Bay 101 is perhaps best known for hosting the Bay 101 Shooting Star, a World Poker Tour tournament created by Bay 101 owner Marko Trapani in 1997. The Bay 101 Shooting Star is a major bounty tournament, and the only one of its type on the World Poker Tour.

==History==
In 1929, Joseph Sutter Sr. purchased the Panama Inn in Alviso, which he would rename as Sutter's Club. Sutter's son, Joseph Sutter Jr., took over the establishment in 1947, and added poker tables in 1961.

In 1989, Caltrans released plans for widening of Highway 237 that would require demolishing the club. A group of investors including Berryessa Flea Market owner Jeff Bumb announced a plan to acquire a 49 percent interest in Sutter's Place and move it to a new, larger facility. The move would have been prohibited under a 1978 city law intended to phase out card rooms by ending issuance of new licenses and transfers of existing licenses. However, Bumb's group successfully lobbied the city council to amend the law to allow Sutter's to move to a new location and expand to 40 tables.

Sutter's closed in June 1992. Initial plans called for it to move to the Italian Gardens complex near Downtown San Jose, but negotiations with the site owner failed. Developers instead selected a site in an industrial area near Highway 101. A contest was held to choose a new name for the casino, and Bay 101 was selected out of 7,400 entries. The cardroom was built at its new location at a cost of $15 million.

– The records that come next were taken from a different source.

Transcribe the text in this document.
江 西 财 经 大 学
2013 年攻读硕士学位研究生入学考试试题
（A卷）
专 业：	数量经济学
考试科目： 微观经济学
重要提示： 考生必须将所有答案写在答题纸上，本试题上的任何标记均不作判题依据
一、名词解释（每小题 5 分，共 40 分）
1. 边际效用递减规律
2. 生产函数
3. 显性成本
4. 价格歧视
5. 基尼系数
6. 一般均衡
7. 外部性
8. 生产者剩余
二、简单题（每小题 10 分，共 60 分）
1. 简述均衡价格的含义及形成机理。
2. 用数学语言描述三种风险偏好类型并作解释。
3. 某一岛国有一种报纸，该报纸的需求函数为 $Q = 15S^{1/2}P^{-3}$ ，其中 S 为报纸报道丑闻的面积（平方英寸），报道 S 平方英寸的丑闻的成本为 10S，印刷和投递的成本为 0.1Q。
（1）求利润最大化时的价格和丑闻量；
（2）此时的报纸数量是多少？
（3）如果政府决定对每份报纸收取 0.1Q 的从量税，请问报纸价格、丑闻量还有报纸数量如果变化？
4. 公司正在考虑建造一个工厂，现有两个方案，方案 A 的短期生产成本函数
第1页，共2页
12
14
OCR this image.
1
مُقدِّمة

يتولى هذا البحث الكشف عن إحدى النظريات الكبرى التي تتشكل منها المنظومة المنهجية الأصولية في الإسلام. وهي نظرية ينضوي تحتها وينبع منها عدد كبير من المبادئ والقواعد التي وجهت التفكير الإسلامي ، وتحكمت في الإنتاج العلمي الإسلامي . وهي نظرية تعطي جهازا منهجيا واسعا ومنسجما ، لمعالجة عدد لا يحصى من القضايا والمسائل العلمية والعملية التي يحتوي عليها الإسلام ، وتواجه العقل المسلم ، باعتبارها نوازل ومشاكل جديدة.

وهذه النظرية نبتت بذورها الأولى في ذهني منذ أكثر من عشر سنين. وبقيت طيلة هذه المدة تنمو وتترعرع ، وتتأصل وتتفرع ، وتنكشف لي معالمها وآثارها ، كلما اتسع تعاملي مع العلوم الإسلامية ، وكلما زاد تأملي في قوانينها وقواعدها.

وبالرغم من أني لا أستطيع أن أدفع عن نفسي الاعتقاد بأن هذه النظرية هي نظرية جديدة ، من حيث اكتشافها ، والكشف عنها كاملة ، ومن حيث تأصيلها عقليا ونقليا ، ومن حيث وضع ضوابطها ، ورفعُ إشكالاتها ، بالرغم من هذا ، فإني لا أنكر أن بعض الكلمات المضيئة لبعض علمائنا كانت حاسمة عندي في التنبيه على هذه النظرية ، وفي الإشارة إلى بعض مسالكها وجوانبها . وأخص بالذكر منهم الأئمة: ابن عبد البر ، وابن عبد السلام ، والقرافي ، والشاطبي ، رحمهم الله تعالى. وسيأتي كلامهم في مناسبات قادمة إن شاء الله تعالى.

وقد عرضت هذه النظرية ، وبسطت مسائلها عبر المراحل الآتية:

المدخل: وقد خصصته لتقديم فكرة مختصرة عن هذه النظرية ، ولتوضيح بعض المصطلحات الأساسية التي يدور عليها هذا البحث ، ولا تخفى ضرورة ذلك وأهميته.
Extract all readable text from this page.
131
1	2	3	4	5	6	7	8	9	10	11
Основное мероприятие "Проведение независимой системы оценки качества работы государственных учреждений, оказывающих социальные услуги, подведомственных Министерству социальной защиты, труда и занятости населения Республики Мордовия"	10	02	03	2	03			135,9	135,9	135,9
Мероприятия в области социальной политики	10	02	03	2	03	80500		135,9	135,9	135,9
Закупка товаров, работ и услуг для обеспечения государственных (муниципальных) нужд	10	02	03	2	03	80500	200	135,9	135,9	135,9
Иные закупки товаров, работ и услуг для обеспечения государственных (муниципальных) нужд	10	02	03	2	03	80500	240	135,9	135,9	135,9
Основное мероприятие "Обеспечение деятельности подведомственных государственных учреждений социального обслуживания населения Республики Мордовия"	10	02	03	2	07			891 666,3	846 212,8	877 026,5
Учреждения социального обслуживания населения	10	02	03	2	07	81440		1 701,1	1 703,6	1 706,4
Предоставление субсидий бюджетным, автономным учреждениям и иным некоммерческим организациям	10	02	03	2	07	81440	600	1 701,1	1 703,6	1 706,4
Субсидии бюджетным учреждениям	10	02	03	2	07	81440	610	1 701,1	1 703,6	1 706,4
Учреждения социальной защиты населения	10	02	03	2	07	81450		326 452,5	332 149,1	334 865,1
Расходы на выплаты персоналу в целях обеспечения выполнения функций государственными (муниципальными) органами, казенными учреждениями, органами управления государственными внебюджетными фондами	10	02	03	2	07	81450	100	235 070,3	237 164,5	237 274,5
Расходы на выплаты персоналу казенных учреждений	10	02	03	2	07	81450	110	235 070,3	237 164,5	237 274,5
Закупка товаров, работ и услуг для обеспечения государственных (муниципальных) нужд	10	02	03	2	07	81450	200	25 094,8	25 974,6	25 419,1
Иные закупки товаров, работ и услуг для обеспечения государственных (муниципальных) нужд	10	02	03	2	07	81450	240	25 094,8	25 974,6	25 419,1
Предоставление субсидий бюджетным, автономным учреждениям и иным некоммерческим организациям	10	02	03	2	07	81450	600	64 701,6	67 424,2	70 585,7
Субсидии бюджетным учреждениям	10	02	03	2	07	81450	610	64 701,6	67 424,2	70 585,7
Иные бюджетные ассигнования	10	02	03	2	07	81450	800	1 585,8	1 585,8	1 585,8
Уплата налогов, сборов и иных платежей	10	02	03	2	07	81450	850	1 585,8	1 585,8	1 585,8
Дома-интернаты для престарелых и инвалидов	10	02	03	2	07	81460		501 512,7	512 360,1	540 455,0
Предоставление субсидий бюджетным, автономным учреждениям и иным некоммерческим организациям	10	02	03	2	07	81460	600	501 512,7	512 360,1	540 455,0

Bay 101 held a grand opening in November 1993, but could not offer gaming because background checks for the owners' gaming license had not been completed; only the restaurants and bar were operating. As the licensing process dragged on, the club was closed and its 600 employees were laid off in December. The state Department of Justice eventually denied Bay 101's license application because of alleged failures to disclose certain financial information, and other reasons that were not made public. The shareholders then agreed to sell their stakes in the business to brothers Tim Bumb and George Bumb Jr., who had previously been only passive investors, and were seen as the most likely to successfully appeal the state's decision. Under the sole ownership of Tim and George, Bay 101 received a provisional gaming license in August 1994. The card room finally opened and dealt its first games on September 9, 1994.

Bay 101 announced plans in 2013 to move across the freeway to the site of the San Jose Airport Hotel, near the new location of the city's other cardroom, Casino M8trix. The Bumb family had purchased the hotel in 2012 for more than $20 million, in anticipation of the cardroom's lease coming to an end in 2017. An alternative plan emerged in June 2014, as Bay 101 lobbied for permission to move to Milpitas, where it would pay a lower tax rate and be allowed to expand to 115 tables. That plan was rejected, however, by Milpitas voters. The Airport Hotel was demolished in December 2015 to make way for Bay 101's new $100-million casino, hotel, and, office complex. The first phase of the new complex, comprising the casino and a restaurant, opened in September 2017.